If you have never heard of Miranda, this is a 4-part statement as follows:
- You have the right to remain silent.
- Anything you say can and will be used against you in a court of law.
- You have the right to an attorney.
- If you cannot afford an attorney, one will be appointed for you.
Per MirandaWarning.org, these rights apply to non-citizens living in the U.S. just the same as to full-fledged citizens.
Back in 1966, the U.S. Supreme Court set forth the Miranda rights in its Miranda v. Arizona opinion, holding that law enforcement officers must inform people of them whenever they make an arrest.
Say, for example, that a law enforcement officer arrests you for allegedly driving while under the influence of alcohol or drugs. Must you answer his or her questions? While you must produce identification when requested to do so, you need not answer any further questions.

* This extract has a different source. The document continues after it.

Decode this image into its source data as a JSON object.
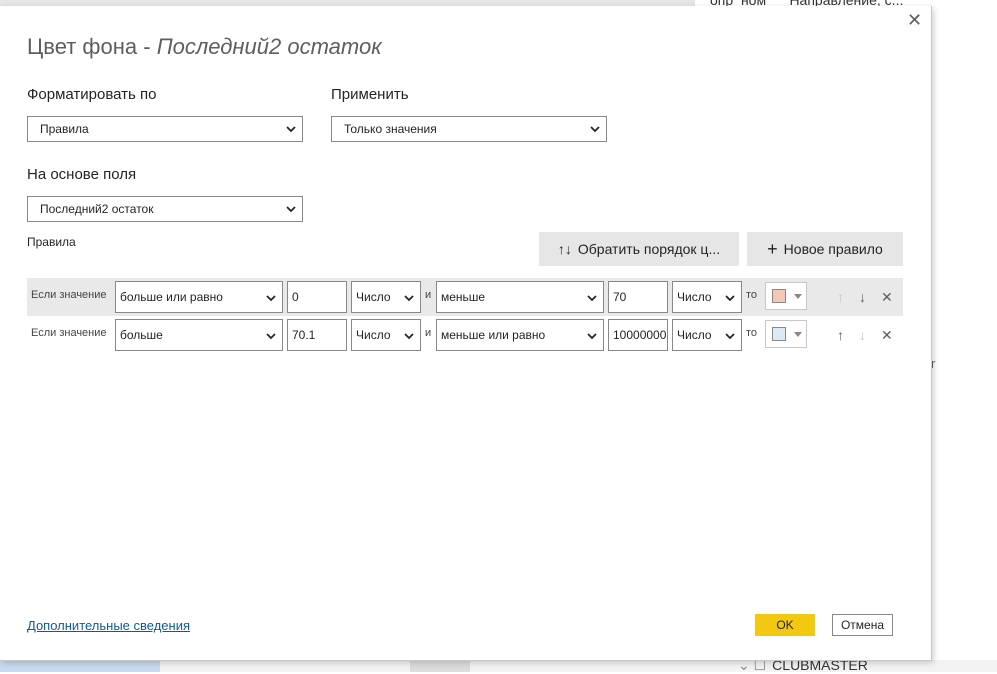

Not only must the officer “read you your rights” when he or she arrests you, but you must be able to understand them. This means that if you do not understand English well, the officer must provide an interpreter to tell you about these rights in your native language or one in which you have fluency.
Your best interests dictate that you do not talk with any officer before you have a lawyer at your side. If you do, your statements are voluntary and officers can use them against you at your trial.